So an update on my experiment in making olives. I'm up to the curing step, which basically involves leaving olives in water and changing it regularly. The black olives are still in water. I'm meant to change the water every two days, but there's at least another 20 days to go. Meanwhile the green olives are ready to marinate now that I've been changing their water every day. The recipe I've followed is somewhere between the Movida book or the Cook's Companion for crushed green olives. I found the suggested 10 days weren't enough, so decided to leave them for few days (turned out to be an extra 5 days) and continue changing the water until the bitterness had been removed and they were ready for marinating
So how do you know they're ready?
Well they really should look like the olive in the middle with the distinct olive green colour. Taste to ensure bitterness has disappeared. I found some didn't absorb the water effectively and thus were still too bitter. On the other hand I had a few which got too mushy so I discarded those too.

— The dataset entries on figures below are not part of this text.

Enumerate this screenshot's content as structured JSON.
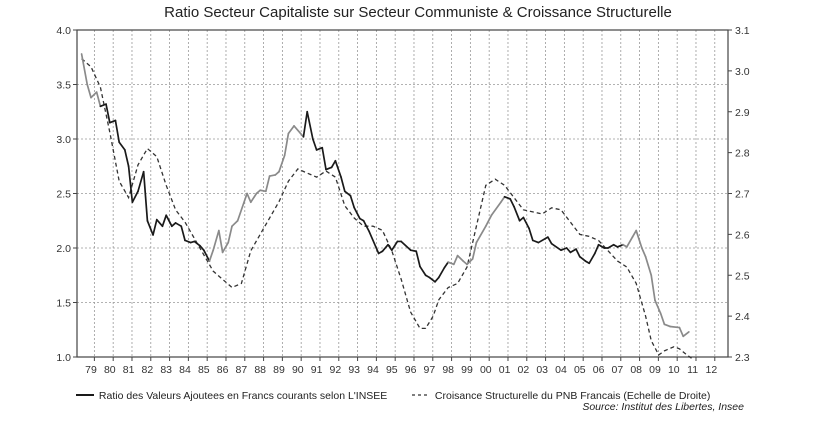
{
  "chart_data": {
    "type": "line",
    "title": "Ratio Secteur Capitaliste sur Secteur Communiste & Croissance Structurelle",
    "x_tick_labels": [
      "79",
      "80",
      "81",
      "82",
      "83",
      "84",
      "85",
      "86",
      "87",
      "88",
      "89",
      "90",
      "91",
      "92",
      "93",
      "94",
      "95",
      "96",
      "97",
      "98",
      "99",
      "00",
      "01",
      "02",
      "03",
      "04",
      "05",
      "06",
      "07",
      "08",
      "09",
      "10",
      "11",
      "12"
    ],
    "xlim": [
      1979,
      2013
    ],
    "y_left": {
      "ylim": [
        1.0,
        4.0
      ],
      "ticks": [
        "1.0",
        "1.5",
        "2.0",
        "2.5",
        "3.0",
        "3.5",
        "4.0"
      ]
    },
    "y_right": {
      "ylim": [
        2.3,
        3.1
      ],
      "ticks": [
        "2.3",
        "2.4",
        "2.5",
        "2.6",
        "2.7",
        "2.8",
        "2.9",
        "3.0",
        "3.1"
      ]
    },
    "grid": true,
    "legend_position": "bottom",
    "source": "Source: Institut des Libertes, Insee",
    "series": [
      {
        "name": "Ratio des Valeurs Ajoutees en Francs courants selon L'INSEE",
        "axis": "left",
        "style": "solid",
        "color": "#1a1a1a",
        "highlight_color": "#8a8a8a",
        "highlight_periods": [
          [
            1979.0,
            1980.0
          ],
          [
            1985.8,
            1990.8
          ],
          [
            1998.4,
            2001.4
          ],
          [
            2007.6,
            2011.5
          ]
        ],
        "x": [
          1979.0,
          1979.3,
          1979.5,
          1979.8,
          1980.0,
          1980.3,
          1980.5,
          1980.8,
          1981.0,
          1981.3,
          1981.5,
          1981.7,
          1982.0,
          1982.3,
          1982.5,
          1982.8,
          1983.0,
          1983.3,
          1983.5,
          1983.8,
          1984.0,
          1984.3,
          1984.5,
          1984.8,
          1985.0,
          1985.3,
          1985.5,
          1985.8,
          1986.0,
          1986.3,
          1986.5,
          1986.8,
          1987.0,
          1987.3,
          1987.8,
          1988.0,
          1988.3,
          1988.5,
          1988.8,
          1989.0,
          1989.3,
          1989.5,
          1989.8,
          1990.0,
          1990.3,
          1990.8,
          1991.0,
          1991.3,
          1991.5,
          1991.8,
          1992.0,
          1992.3,
          1992.5,
          1992.8,
          1993.0,
          1993.3,
          1993.5,
          1993.8,
          1994.0,
          1994.3,
          1994.8,
          1995.0,
          1995.3,
          1995.5,
          1995.8,
          1996.0,
          1996.5,
          1996.8,
          1997.0,
          1997.3,
          1997.5,
          1997.8,
          1998.0,
          1998.3,
          1998.5,
          1998.8,
          1999.0,
          1999.3,
          1999.5,
          1999.8,
          2000.0,
          2000.5,
          2000.8,
          2001.3,
          2001.5,
          2001.8,
          2002.0,
          2002.3,
          2002.5,
          2002.8,
          2003.0,
          2003.3,
          2003.8,
          2004.0,
          2004.5,
          2004.8,
          2005.0,
          2005.3,
          2005.5,
          2005.8,
          2006.0,
          2006.3,
          2006.5,
          2006.8,
          2007.0,
          2007.3,
          2007.5,
          2007.8,
          2008.0,
          2008.3,
          2008.5,
          2008.8,
          2009.0,
          2009.3,
          2009.5,
          2009.8,
          2010.0,
          2010.3,
          2010.8,
          2011.0,
          2011.3
        ],
        "y": [
          3.78,
          3.5,
          3.38,
          3.43,
          3.3,
          3.32,
          3.15,
          3.17,
          2.97,
          2.9,
          2.75,
          2.42,
          2.52,
          2.7,
          2.25,
          2.12,
          2.26,
          2.2,
          2.3,
          2.2,
          2.23,
          2.2,
          2.07,
          2.05,
          2.06,
          2.02,
          1.98,
          1.88,
          1.98,
          2.16,
          1.96,
          2.05,
          2.2,
          2.25,
          2.5,
          2.42,
          2.5,
          2.53,
          2.52,
          2.66,
          2.67,
          2.7,
          2.85,
          3.05,
          3.12,
          3.02,
          3.25,
          3.0,
          2.9,
          2.92,
          2.72,
          2.74,
          2.8,
          2.65,
          2.52,
          2.48,
          2.37,
          2.27,
          2.25,
          2.15,
          1.95,
          1.97,
          2.03,
          1.98,
          2.06,
          2.06,
          1.98,
          1.97,
          1.83,
          1.75,
          1.73,
          1.69,
          1.73,
          1.82,
          1.87,
          1.85,
          1.93,
          1.88,
          1.85,
          1.9,
          2.05,
          2.2,
          2.3,
          2.42,
          2.47,
          2.45,
          2.38,
          2.25,
          2.28,
          2.18,
          2.07,
          2.05,
          2.1,
          2.04,
          1.98,
          2.0,
          1.96,
          1.99,
          1.92,
          1.88,
          1.86,
          1.95,
          2.03,
          2.0,
          2.0,
          2.03,
          2.01,
          2.03,
          2.01,
          2.1,
          2.16,
          2.0,
          1.92,
          1.75,
          1.52,
          1.4,
          1.3,
          1.28,
          1.27,
          1.19,
          1.23
        ]
      },
      {
        "name": "Croisance Structurelle du PNB Francais (Echelle de Droite)",
        "axis": "right",
        "style": "dashed",
        "color": "#333333",
        "x": [
          1979.0,
          1979.5,
          1980.0,
          1980.5,
          1981.0,
          1981.5,
          1982.0,
          1982.5,
          1983.0,
          1983.5,
          1984.0,
          1984.5,
          1985.0,
          1985.5,
          1986.0,
          1986.5,
          1987.0,
          1987.5,
          1988.0,
          1988.5,
          1989.0,
          1989.5,
          1990.0,
          1990.5,
          1991.0,
          1991.5,
          1992.0,
          1992.5,
          1993.0,
          1993.5,
          1994.0,
          1994.5,
          1995.0,
          1995.5,
          1996.0,
          1996.5,
          1997.0,
          1997.3,
          1997.7,
          1998.0,
          1998.5,
          1999.0,
          1999.5,
          2000.0,
          2000.5,
          2001.0,
          2001.5,
          2002.0,
          2002.5,
          2003.0,
          2003.5,
          2004.0,
          2004.5,
          2005.0,
          2005.5,
          2006.0,
          2006.5,
          2007.0,
          2007.5,
          2008.0,
          2008.5,
          2009.0,
          2009.3,
          2009.7,
          2010.0,
          2010.5,
          2010.8,
          2011.2,
          2011.5
        ],
        "y": [
          3.03,
          3.01,
          2.96,
          2.85,
          2.73,
          2.69,
          2.77,
          2.81,
          2.79,
          2.72,
          2.66,
          2.63,
          2.59,
          2.55,
          2.51,
          2.49,
          2.47,
          2.48,
          2.56,
          2.6,
          2.64,
          2.68,
          2.73,
          2.76,
          2.75,
          2.74,
          2.755,
          2.74,
          2.67,
          2.64,
          2.62,
          2.62,
          2.61,
          2.56,
          2.49,
          2.41,
          2.37,
          2.37,
          2.4,
          2.44,
          2.47,
          2.48,
          2.52,
          2.62,
          2.72,
          2.735,
          2.72,
          2.69,
          2.66,
          2.655,
          2.65,
          2.665,
          2.66,
          2.63,
          2.6,
          2.595,
          2.585,
          2.56,
          2.535,
          2.52,
          2.48,
          2.4,
          2.34,
          2.305,
          2.315,
          2.325,
          2.32,
          2.305,
          2.295
        ]
      }
    ]
  }
}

So what you need is some olive oil, lemon juice, salt, garlic and herbs and spices. I used coriander and fennel seeds, 2 bay leaves and 1 sprig of fresh fennel. If you want you can add chillies but be warned the chili will permeate the brine and olives, so it's best to add it towards the end of the marinating process.
I sterilized some small salsa jars and stuffed them 3/4 full with olives, a bay leaf, lemon wedge, garlic and 1/4 tsp of fennel and coriander seeds. I poured in olive oil and 2 tbs of salt (these olive shave no salt and this liquid will turn into brine). I also added 1-2 tbs of white vinegar- I like my olives slightly sour but squeezing a lemon should also do the trick.
Once all the green olives have been bottled, leave to stand in brine for 2-3 weeks. Open a bottle to taste and check the olives are ready. If they are still slightly bitter leave for another week or two before opening. Once bottled these should keep for up to 6 months, but as I found out they don't last long enough... they were quickly consumed by the hungry folk who helped pick them.
At least there's still the black olives to go.